27# If Roosevelt had not constantly interfered, the economy most likely would have recovered in 36 or 37, like most of the other industrial powers. The country didn’t start to recover until FDR died.
“Here’s a question for the peanut Gallery. Its all about Progress right? Progress towards what?” I make the same point constantly, have not civilizations failed, economies faultered, knowledge been lost? What you call progress I might call devolution. By happenstance I actually heard justice Scalia speak this nearly verbotim.
@28: I thought I said that
#21 – 😉
I’m late to the party– because I primarily ignored this guy’s article because it’s based on relativism: that sliding scale of “he did this so its ok for me to do that” Or “I’m not that bad- I never killed anyone.” “He’s conservative compared to….” I live with 7 teenagers. I don’t need it.
re #27 the TVA was ‘progressive,’ to be sure, but it was a completely different animal than what is purported to be for the good of the community today. I giant undertaking, like an interstate road system or electrical expansion can be legitimately led by the federal government– as is the military and the VA.
But- instead of projects that are good for the US and good for the men and women doing the work, we give Americans money for staying home and even a check to make sure they’re getting their daily dose of Maurie.
The TVA and the CCC and the Federal Highway Act required people to work and supplied an access to it. If the money was taken from the welfare system (excluding those PHYSICALLY unable to work) and put into a public works program, I’d back it.

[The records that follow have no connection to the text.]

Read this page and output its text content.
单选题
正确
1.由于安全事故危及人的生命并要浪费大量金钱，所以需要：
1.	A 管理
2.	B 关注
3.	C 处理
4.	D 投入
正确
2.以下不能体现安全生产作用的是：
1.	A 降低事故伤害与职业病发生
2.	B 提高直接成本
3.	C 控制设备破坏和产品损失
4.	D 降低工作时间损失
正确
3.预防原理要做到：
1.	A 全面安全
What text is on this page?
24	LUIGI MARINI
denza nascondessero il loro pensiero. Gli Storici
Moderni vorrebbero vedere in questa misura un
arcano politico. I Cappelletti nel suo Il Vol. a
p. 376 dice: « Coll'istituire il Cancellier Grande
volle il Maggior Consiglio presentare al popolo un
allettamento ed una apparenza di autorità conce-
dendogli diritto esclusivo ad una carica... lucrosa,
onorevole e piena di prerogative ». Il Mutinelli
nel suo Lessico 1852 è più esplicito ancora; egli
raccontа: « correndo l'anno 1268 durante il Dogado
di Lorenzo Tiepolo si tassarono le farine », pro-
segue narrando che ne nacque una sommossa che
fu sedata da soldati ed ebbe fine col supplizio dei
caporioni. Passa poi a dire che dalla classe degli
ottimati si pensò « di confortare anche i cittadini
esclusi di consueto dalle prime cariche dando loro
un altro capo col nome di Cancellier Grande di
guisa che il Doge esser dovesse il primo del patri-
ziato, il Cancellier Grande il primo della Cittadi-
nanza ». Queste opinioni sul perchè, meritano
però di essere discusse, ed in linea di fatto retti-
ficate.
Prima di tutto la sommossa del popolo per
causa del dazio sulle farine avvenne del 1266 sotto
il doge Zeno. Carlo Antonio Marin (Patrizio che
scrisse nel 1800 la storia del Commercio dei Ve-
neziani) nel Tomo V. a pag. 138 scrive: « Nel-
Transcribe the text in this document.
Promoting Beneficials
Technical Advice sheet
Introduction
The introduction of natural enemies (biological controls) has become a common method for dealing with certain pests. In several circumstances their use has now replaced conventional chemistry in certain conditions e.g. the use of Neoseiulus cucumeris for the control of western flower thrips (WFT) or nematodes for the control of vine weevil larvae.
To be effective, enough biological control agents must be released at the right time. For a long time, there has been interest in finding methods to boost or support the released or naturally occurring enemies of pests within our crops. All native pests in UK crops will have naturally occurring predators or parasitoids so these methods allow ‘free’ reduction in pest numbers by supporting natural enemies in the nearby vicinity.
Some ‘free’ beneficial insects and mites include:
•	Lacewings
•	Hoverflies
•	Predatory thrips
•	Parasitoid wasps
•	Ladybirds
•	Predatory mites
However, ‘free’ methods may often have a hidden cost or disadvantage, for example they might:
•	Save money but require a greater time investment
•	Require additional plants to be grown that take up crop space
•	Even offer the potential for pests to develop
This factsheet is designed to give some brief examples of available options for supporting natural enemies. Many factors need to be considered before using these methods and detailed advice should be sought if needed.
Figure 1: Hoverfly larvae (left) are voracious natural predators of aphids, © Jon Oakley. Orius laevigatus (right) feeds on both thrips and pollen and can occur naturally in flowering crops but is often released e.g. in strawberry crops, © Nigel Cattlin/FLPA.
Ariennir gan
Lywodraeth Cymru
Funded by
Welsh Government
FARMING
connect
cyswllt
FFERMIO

@31: the problem with most of the New Deal programs though is that they were centrally planned. Telling farmers to grow only so much (and actually seizing his land if he went over his allotment) or actually paying farmers to let their fields lie fallow. I would be on board with public Works projects so long as they had a very clear goal and did not in fact make any demands on the private citizen (or company) other than supplies.